Holly Henry is a first year doctoral student in the Department of Health, Behavior, and Society at the Bloomberg School of Public Health.

Ms. Henry received BAs in international relations and in German from the Johns Hopkins University in 2004. As an undergraduate, she conducted honors thesis research on soy food consumption in working-class Baltimore neighborhoods. After graduating, she worked as an AmeriCorps Community Health Educator.

Ms. Henry has served as project director on a formative evaluation of Kilimani Sesame, a Sesame Workshop program designed for preschool children in Tanzania, as well as on the Nag Factor, an assessment of nagging behaviors and media use among U.S. preschoolers.

Ms.

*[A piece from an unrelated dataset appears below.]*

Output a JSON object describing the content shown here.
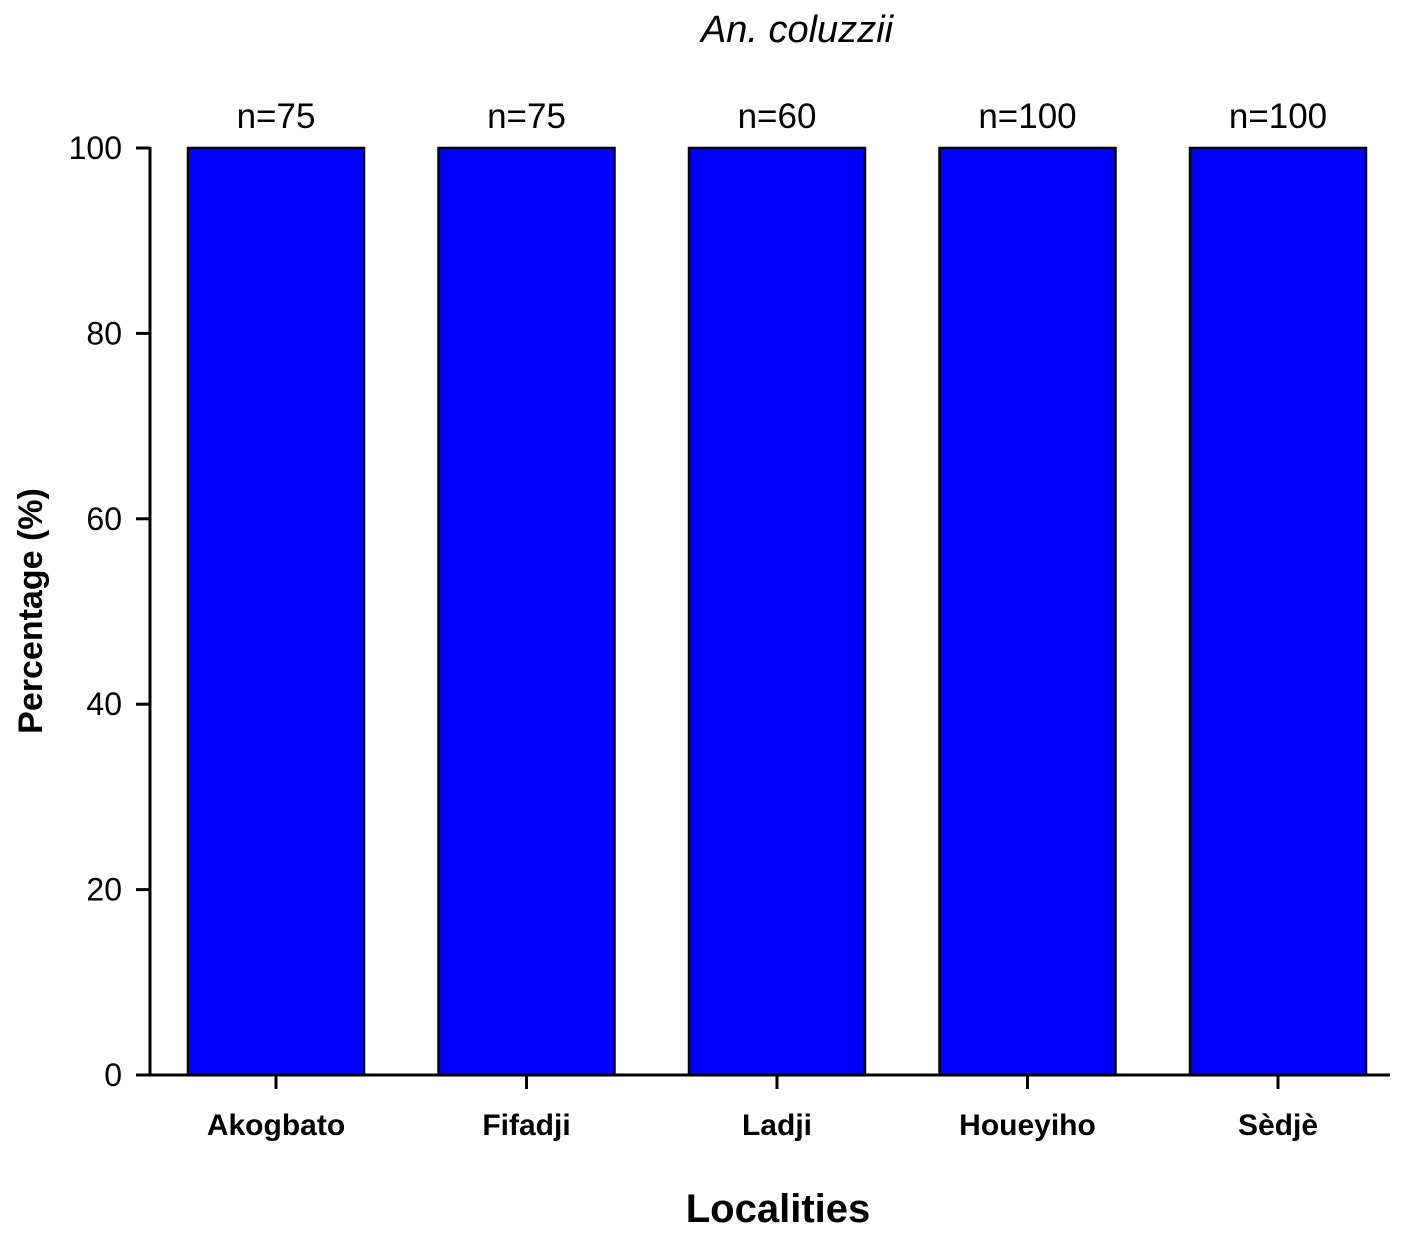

Henry has also worked as a nutrition policy associate with the Center for Science in the Public Interest in Washington, D.C., where she helped pass four policies to require nutrition information at the point of ordering in fast-food restaurants, and where she pushed federal legislation to update nutrition standards for foods sold outside of the school meal program.

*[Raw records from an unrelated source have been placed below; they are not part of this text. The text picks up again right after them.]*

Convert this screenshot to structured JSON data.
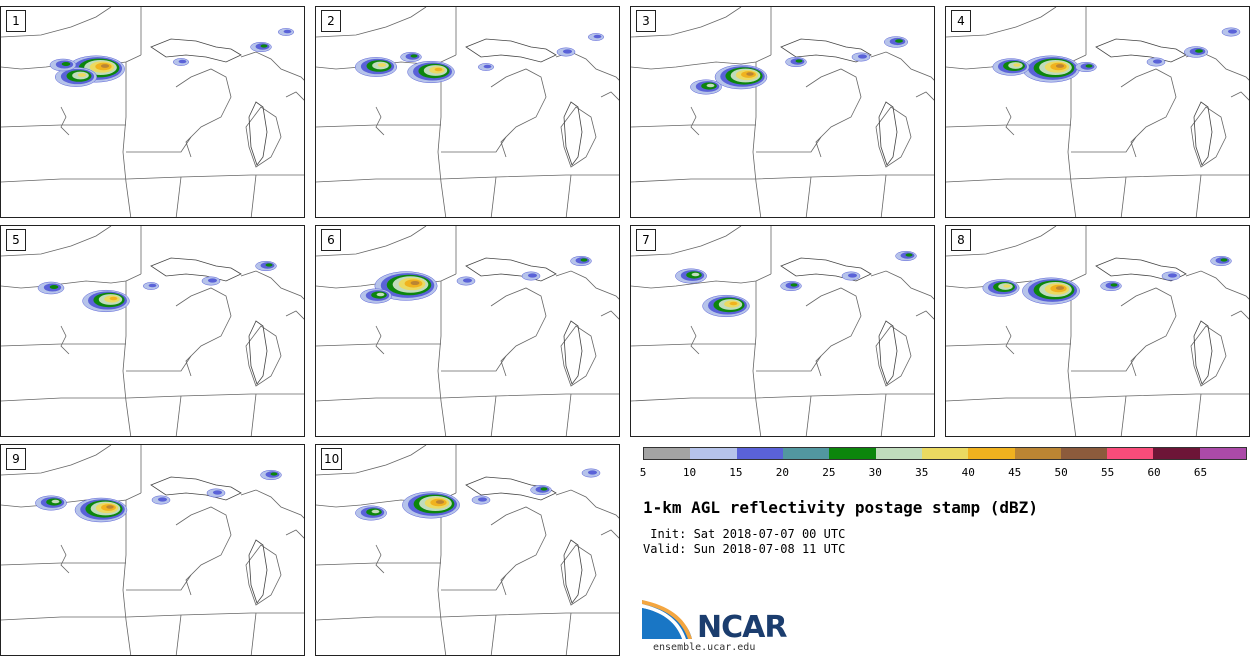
{
  "panels": [
    {
      "label": "1"
    },
    {
      "label": "2"
    },
    {
      "label": "3"
    },
    {
      "label": "4"
    },
    {
      "label": "5"
    },
    {
      "label": "6"
    },
    {
      "label": "7"
    },
    {
      "label": "8"
    },
    {
      "label": "9"
    },
    {
      "label": "10"
    }
  ],
  "legend": {
    "colors": [
      "#a4a4a4",
      "#b6c3ea",
      "#5a62d8",
      "#5297a0",
      "#0c860c",
      "#c0dcbc",
      "#ebda61",
      "#f0b21f",
      "#bb8533",
      "#8c5b3c",
      "#f94c7a",
      "#6d1537",
      "#ab4aa8"
    ],
    "ticks": [
      "5",
      "10",
      "15",
      "20",
      "25",
      "30",
      "35",
      "40",
      "45",
      "50",
      "55",
      "60",
      "65"
    ]
  },
  "title": "1-km AGL reflectivity postage stamp (dBZ)",
  "init": " Init: Sat 2018-07-07 00 UTC",
  "valid": "Valid: Sun 2018-07-08 11 UTC",
  "logo": {
    "text": "NCAR",
    "site": "ensemble.ucar.edu"
  }
}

In May 2008, Ms. Henry completed her master of health sciences in health education and behavioral sciences at the Bloomberg School. Her studies concentrated on children, media use, and obesity prevention. Her thesis investigated the influence that requiring nutrition information in fast-food restaurants might have on consumer behavior. She holds a certificate in health communication.

Shauna Harrison

Shauna Harrison, MA, MPH

Doctoral Candidate
Department of Health, Behavior and Society; Johns Hopkins Bloomberg School of Public Health

Shauna Harrison is a third year doctoral candidate in the Department of Health, Behavior & Society at the Johns Hopkins Bloomberg School of Public Health. She earned her double BA in Latin American Studies and Spanish at Stanford University where her honors thesis work examined the exportation of American media and its relation to body image in Costa Rican girls. She then taught K-8th grade Spanish before attending grad school at UCLA where she got her MA in Latin American Studies and MPH in Community Health Sciences. It was here where she was able to focus her interests in Latin America and Latinos more specifically to health-related issues. She also became increasingly more interested in health communication and the role of the media in health behavior change. 


These interests are what have brought Shauna to the doctoral program. She currently works on two projects that have a media focus. One is through Stanford University looking at Pro-Anorexia website use and the other is at JHSPH working with nutrition in the news media. Her dissertation research is looking at the production of health news in Spanish-language television news media and the relevancy of chronic disease prevention messages portrayed.